Why Advanced Directives are Important

Many people have specific ideas about how much and the type of care they want to receive at the end of their life. Unfortunately, many wait too long before creating and documenting these wishes – as well as identifying a person (known as a health care surrogate) responsible for making the decisions if the patient is incapacitated.

This story occurs all too often in our hospitals. A man suddenly becomes acutely ill and is uncommunicative. He’s rushed to the emergency room by ambulance, while his wife scrambles to get to the hospital. The patient’s condition quickly worsens. By the time his wife arrives, it has been determined that the patient will need to be placed on a ventilator — or he’ll die. His death appears to be inevitable, so this will only prolong his time in a hospital bed.

Who is going to make the decision to put the patient on a ventilator? The man had been crystal clear in his advanced directives that if he had a serious health event that was going to kill him, he wanted to be kept comfortable and have as peaceful a death as possible.

The man’s wife, who had been designated as the patient’s health care surrogate, couldn’t remember where the advanced directive was kept.

Unable to find the documentation, the hospital would have little choice but to put the patient on a ventilator. Over the next few hours the condition worsened, and the doctors determined that the patient had contracted pneumonia that spread to his bloodstream – causing kidney failure. He could be kept alive, temporarily, with dialysis, but even his prognosis was grim.

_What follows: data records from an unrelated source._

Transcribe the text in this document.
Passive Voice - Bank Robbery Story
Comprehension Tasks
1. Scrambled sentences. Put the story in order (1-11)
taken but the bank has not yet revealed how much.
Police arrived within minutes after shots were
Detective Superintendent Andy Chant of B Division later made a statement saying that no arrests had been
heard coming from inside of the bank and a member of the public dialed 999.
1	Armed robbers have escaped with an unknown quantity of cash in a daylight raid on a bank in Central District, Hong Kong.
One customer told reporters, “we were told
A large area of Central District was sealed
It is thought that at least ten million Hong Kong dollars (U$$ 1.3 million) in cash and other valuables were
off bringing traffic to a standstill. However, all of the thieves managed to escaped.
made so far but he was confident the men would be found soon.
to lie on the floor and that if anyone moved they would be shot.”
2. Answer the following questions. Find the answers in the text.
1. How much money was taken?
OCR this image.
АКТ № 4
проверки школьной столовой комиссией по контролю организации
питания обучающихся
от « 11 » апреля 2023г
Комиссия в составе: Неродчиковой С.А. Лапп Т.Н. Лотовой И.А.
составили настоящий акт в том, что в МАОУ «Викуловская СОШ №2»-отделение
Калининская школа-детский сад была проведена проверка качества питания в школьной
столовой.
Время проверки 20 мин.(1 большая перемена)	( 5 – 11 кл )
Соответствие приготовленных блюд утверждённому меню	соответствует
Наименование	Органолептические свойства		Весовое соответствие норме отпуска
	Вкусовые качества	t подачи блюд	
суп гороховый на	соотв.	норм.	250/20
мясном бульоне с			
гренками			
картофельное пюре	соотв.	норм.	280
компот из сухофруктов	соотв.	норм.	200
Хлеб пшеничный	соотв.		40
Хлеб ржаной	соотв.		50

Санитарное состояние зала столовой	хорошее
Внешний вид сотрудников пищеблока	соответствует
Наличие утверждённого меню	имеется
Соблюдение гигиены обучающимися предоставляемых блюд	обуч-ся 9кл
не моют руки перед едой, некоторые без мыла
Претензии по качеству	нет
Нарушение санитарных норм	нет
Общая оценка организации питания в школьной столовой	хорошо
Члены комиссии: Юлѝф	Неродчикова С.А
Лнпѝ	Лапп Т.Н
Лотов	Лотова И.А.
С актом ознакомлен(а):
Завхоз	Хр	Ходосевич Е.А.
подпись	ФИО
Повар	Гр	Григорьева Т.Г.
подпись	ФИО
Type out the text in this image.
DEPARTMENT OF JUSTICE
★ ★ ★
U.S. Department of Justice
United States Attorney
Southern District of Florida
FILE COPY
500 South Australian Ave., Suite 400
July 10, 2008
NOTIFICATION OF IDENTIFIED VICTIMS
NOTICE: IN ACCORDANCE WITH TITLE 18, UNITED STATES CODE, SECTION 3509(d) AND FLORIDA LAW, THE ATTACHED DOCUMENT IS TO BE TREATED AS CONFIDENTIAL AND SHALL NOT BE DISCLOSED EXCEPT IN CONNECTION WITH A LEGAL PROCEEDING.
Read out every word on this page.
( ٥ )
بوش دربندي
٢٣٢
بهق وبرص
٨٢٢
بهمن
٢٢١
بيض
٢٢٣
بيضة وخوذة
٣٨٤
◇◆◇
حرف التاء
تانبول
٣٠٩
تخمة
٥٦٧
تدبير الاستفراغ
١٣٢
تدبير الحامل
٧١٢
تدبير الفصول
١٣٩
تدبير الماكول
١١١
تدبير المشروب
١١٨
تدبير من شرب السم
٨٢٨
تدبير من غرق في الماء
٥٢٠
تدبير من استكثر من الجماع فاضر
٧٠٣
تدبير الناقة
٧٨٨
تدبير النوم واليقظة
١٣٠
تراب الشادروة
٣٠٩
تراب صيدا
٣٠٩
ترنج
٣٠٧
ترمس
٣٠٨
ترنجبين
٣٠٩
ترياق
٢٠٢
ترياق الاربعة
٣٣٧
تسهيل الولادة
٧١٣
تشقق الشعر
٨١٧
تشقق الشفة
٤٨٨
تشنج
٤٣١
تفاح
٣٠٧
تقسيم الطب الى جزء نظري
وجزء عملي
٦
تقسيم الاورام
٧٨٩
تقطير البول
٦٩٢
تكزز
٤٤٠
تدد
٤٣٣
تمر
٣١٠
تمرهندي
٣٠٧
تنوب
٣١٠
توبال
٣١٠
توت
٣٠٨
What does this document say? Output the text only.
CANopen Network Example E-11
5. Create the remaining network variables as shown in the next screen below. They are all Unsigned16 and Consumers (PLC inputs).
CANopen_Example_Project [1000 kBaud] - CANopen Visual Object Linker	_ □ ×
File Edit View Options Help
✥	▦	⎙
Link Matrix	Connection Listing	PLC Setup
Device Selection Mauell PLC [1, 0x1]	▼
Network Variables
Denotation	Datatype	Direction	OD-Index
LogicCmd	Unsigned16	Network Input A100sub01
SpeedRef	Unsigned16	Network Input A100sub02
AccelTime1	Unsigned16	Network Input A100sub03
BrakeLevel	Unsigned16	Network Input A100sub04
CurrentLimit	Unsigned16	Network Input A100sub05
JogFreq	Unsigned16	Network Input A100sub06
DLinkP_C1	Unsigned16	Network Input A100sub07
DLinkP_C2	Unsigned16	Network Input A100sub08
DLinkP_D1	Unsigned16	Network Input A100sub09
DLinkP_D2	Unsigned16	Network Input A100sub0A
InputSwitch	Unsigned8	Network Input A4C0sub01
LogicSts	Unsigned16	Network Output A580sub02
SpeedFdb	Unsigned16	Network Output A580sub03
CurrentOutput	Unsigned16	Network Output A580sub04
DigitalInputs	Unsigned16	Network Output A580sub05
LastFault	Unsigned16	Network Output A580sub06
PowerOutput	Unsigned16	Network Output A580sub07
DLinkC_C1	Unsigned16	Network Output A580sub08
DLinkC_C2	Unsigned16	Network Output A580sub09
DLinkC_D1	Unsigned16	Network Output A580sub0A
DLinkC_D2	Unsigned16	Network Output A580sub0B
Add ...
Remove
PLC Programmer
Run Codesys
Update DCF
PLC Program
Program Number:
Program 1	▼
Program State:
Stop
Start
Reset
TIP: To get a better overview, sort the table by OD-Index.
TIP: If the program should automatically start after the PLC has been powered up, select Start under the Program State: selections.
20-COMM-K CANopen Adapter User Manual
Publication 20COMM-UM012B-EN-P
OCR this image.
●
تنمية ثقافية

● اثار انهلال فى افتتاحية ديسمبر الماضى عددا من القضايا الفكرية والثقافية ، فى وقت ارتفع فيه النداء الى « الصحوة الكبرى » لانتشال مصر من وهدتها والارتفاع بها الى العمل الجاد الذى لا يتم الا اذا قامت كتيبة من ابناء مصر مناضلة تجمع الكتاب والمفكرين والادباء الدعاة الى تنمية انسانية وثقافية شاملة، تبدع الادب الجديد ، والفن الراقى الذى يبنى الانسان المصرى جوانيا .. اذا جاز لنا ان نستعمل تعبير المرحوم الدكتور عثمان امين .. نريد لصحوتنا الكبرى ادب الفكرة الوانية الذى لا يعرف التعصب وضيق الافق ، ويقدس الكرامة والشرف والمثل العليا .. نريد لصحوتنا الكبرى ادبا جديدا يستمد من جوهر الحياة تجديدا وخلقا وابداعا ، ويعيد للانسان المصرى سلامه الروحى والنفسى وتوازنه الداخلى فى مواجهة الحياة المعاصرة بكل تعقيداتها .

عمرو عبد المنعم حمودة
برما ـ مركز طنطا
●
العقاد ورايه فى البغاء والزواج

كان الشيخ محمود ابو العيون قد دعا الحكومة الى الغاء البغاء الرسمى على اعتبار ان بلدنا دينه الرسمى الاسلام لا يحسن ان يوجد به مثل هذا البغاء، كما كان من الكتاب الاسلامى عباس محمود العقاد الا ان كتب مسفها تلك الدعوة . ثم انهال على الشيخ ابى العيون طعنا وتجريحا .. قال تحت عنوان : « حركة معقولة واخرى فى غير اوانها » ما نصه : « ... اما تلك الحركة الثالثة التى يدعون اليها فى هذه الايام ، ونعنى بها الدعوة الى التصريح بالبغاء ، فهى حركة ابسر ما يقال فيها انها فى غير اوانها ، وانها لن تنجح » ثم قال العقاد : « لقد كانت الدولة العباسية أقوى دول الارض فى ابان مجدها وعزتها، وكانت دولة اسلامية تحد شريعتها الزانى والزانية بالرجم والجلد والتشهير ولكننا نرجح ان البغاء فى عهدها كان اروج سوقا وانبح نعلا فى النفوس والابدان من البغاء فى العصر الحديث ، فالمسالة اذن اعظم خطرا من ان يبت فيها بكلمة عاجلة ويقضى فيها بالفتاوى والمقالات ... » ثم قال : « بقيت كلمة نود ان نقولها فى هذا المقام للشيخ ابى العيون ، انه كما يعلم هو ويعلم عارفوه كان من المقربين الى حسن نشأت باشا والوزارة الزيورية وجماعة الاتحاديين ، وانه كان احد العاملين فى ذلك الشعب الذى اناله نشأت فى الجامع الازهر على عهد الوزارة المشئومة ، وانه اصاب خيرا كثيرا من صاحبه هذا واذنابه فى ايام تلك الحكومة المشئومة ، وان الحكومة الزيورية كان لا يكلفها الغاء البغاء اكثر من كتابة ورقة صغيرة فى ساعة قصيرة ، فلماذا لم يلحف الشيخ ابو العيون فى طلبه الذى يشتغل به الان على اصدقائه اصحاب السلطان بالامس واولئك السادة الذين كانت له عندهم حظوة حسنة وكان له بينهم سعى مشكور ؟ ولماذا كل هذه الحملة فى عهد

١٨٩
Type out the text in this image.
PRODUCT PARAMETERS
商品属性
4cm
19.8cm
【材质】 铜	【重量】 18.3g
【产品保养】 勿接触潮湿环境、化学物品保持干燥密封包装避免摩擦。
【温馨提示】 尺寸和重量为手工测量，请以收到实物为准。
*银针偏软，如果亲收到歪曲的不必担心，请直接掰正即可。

Fortunately, the financial planner was able to fax over a copy of the man’s advance directive and the documentation establishing his wife as the health care surrogate. Needless to say, it was a difficult decision for the man’s wife to tell the hospital not to use the ventilator or dialysis treatment – even though she knew this is what her husband would want. The patient died peacefully with his family by his side.

The challenge is for people be willing to have this difficult discussion while they’re well. The incentive is that a thoughtful, well-documented advance directive conversation can alleviate a lot of the stress of painful decisions that occur during a serious illness.